An acute global shortage of memory chips is forcing artificial intelligence and consumer-electronics companies to fight for dwindling supplies, as prices soar for the unglamorous but essential components that allow devices to store data.
There’s a growing strain in the global tech supply chain — stores are limiting sales, manufacturers are warning of rising costs, and major companies are rushing to secure critical components like memory chips.
The crunch covers nearly all memory types, from flash to AI-grade HBM, with prices doubling since February and traders betting the surge will continue.

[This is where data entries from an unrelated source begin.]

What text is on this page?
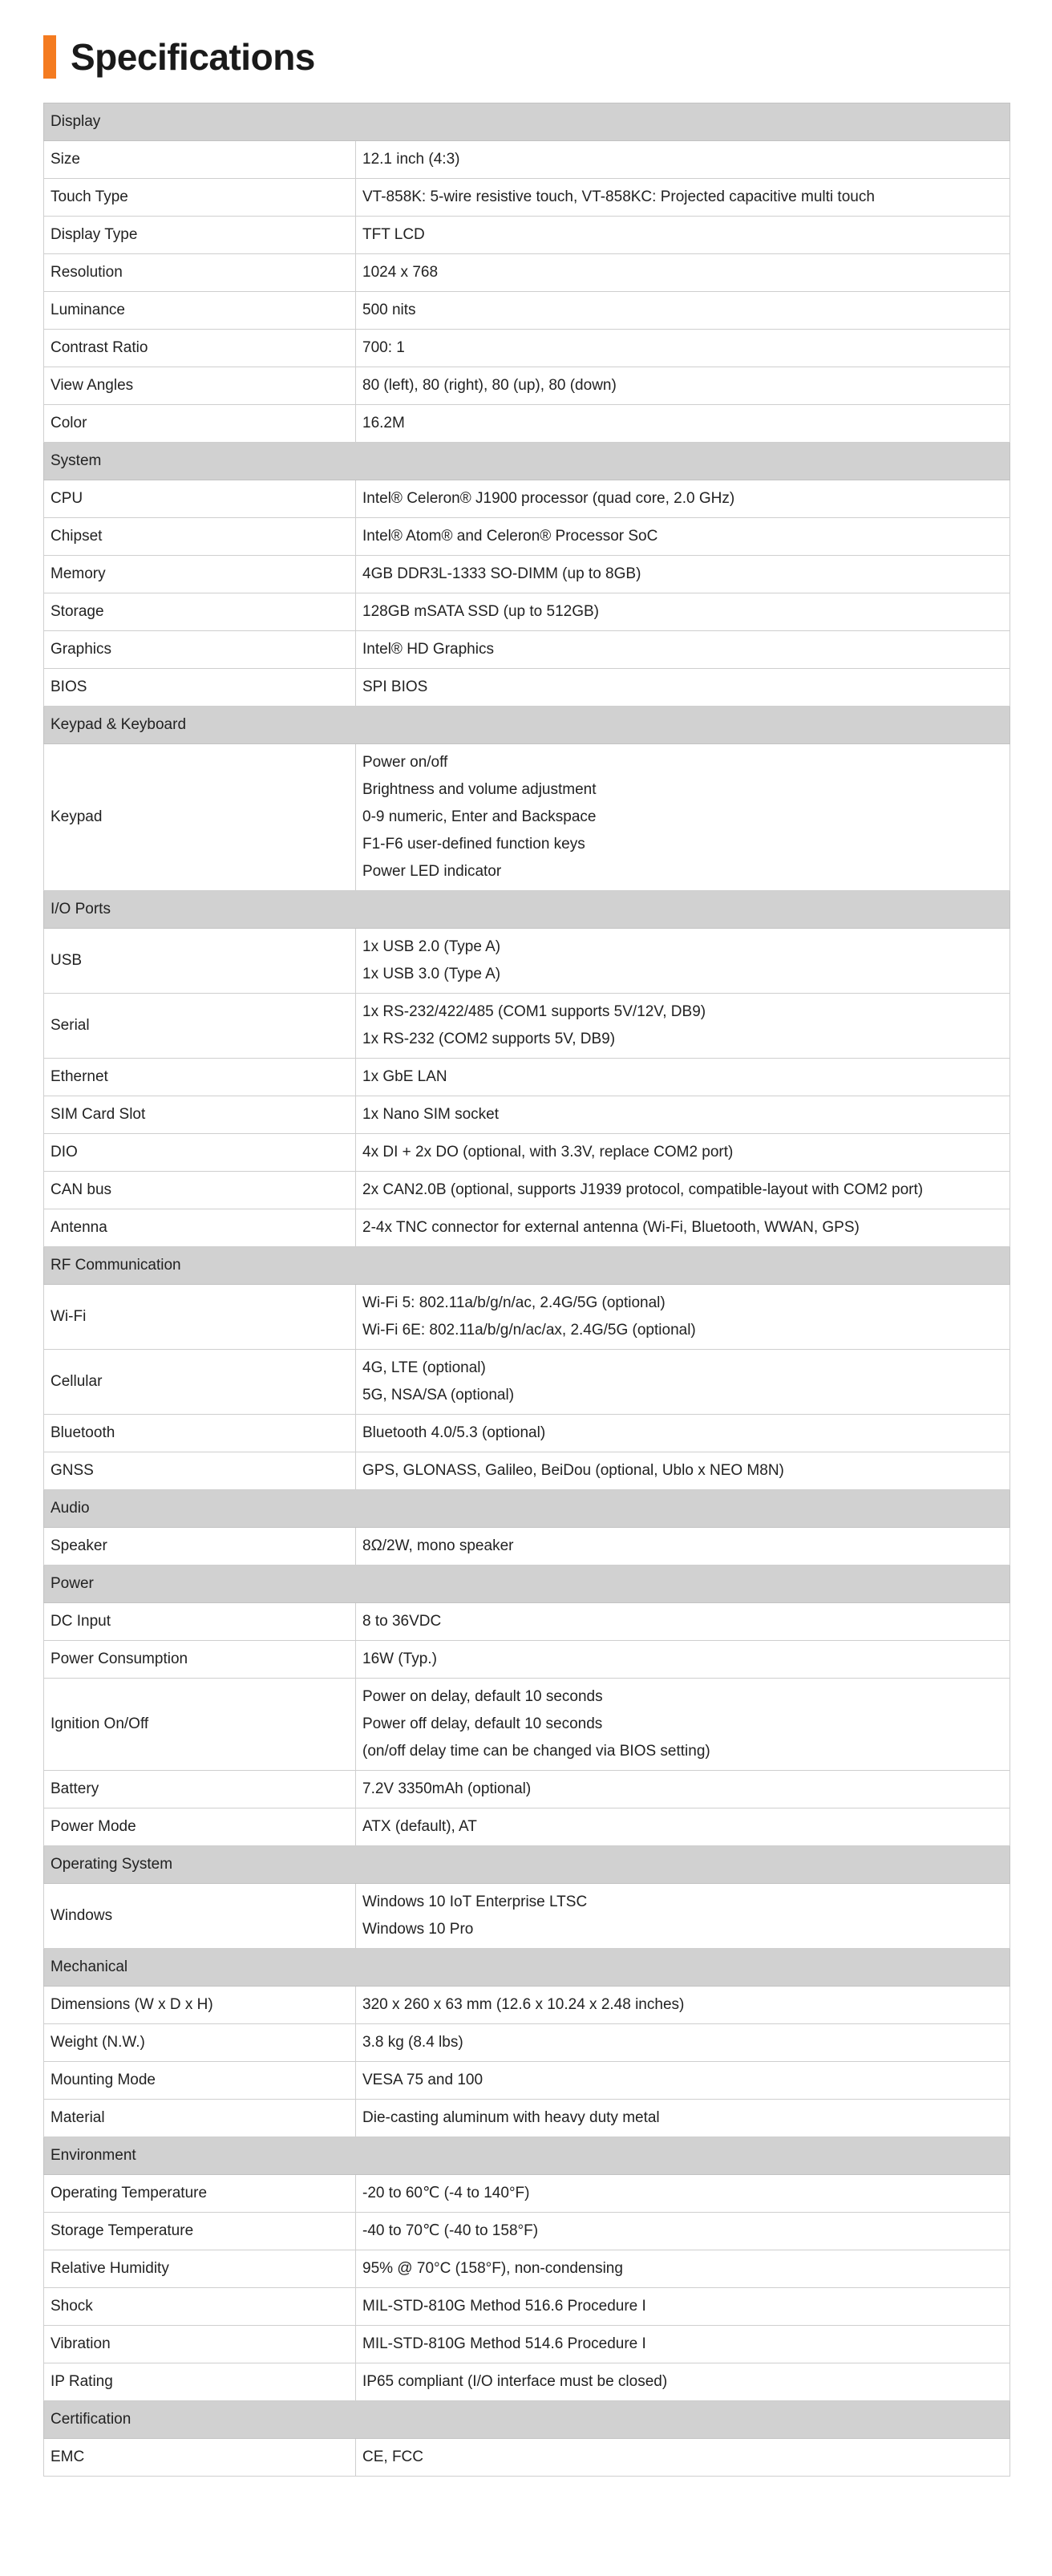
Specifications
Display	
Size	12.1 inch (4:3)

Touch Type	VT-858K: 5-wire resistive touch, VT-858KC: Projected capacitive multi touch

Display Type	TFT LCD

Resolution	1024 x 768

Luminance	500 nits

Contrast Ratio	700: 1

View Angles	80 (left), 80 (right), 80 (up), 80 (down)

Color	16.2M

System	
CPU	Intel® Celeron® J1900 processor (quad core, 2.0 GHz)

Chipset	Intel® Atom® and Celeron® Processor SoC

Memory	4GB DDR3L-1333 SO-DIMM (up to 8GB)

Storage	128GB mSATA SSD (up to 512GB)

Graphics	Intel® HD Graphics

BIOS	SPI BIOS

Keypad & Keyboard	
Keypad	Power on/off
Brightness and volume adjustment
0-9 numeric, Enter and Backspace
F1-F6 user-defined function keys
Power LED indicator

I/O Ports	
USB	1x USB 2.0 (Type A)
1x USB 3.0 (Type A)

Serial	1x RS-232/422/485 (COM1 supports 5V/12V, DB9)
1x RS-232 (COM2 supports 5V, DB9)

Ethernet	1x GbE LAN

SIM Card Slot	1x Nano SIM socket

DIO	4x DI + 2x DO (optional, with 3.3V, replace COM2 port)

CAN bus	2x CAN2.0B (optional, supports J1939 protocol, compatible-layout with COM2 port)

Antenna	2-4x TNC connector for external antenna (Wi-Fi, Bluetooth, WWAN, GPS)

RF Communication	
Wi-Fi	Wi-Fi 5: 802.11a/b/g/n/ac, 2.4G/5G (optional)
Wi-Fi 6E: 802.11a/b/g/n/ac/ax, 2.4G/5G (optional)

Cellular	4G, LTE (optional)
5G, NSA/SA (optional)

Bluetooth	Bluetooth 4.0/5.3 (optional)

GNSS	GPS, GLONASS, Galileo, BeiDou (optional, Ublo x NEO M8N)

Audio	
Speaker	8Ω/2W, mono speaker

Power	
DC Input	8 to 36VDC

Power Consumption	16W (Typ.)

Ignition On/Off	Power on delay, default 10 seconds
Power off delay, default 10 seconds
(on/off delay time can be changed via BIOS setting)

Battery	7.2V 3350mAh (optional)

Power Mode	ATX (default), AT

Operating System	
Windows	Windows 10 IoT Enterprise LTSC
Windows 10 Pro

Mechanical	
Dimensions (W x D x H)	320 x 260 x 63 mm (12.6 x 10.24 x 2.48 inches)

Weight (N.W.)	3.8 kg (8.4 lbs)

Mounting Mode	VESA 75 and 100

Material	Die-casting aluminum with heavy duty metal

Environment	
Operating Temperature	-20 to 60℃ (-4 to 140°F)

Storage Temperature	-40 to 70℃ (-40 to 158°F)

Relative Humidity	95% @ 70°C (158°F), non-condensing

Shock	MIL-STD-810G Method 516.6 Procedure I

Vibration	MIL-STD-810G Method 514.6 Procedure I

IP Rating	IP65 compliant (I/O interface must be closed)

Certification	
EMC	CE, FCC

The fallout could reach beyond tech. Many economists and executives warn the protracted shortage risks slowing AI-based productivity gains and delaying hundreds of billions of dollars in digital infrastructure. It could also add inflationary pressure just as many economies are trying to tame price rises and navigate U.S. tariffs.
“The memory shortage has now graduated from a component-level concern to a macroeconomic risk,” said Sanchit Vir Gogia, CEO of Greyhound Research, a technology advisory firm. The AI build-out “is colliding with a supply chain that cannot meet its physical requirements.”
Average inventory levels at suppliers of dynamic random-access memory (DRAM) — the main type used in computers and phones — fell to two to four weeks in October from three to eight weeks in July and 13 to 17 weeks in late 2024, according to TrendForce.
Investors worry AI spending may be a bubble, analysts foresee a shakeout, and chip shortages risk delaying data centers. With new capacity years away, suppliers fear overbuilding, while SK Group’s chairman warns demand is overwhelming and companies could be unable to operate without memory supplies.
OpenAI in October signed initial deals with Samsung and SK Hynix to supply chips for its Stargate project, which would require up to 900,000 wafers per month by 2029. That’s about double current global monthly HBM production, Chey said.
Samsung told Reuters it is monitoring the market but wouldn’t comment on pricing or customer relationships. SK Hynix said it is boosting production capacity to meet increased memory demand.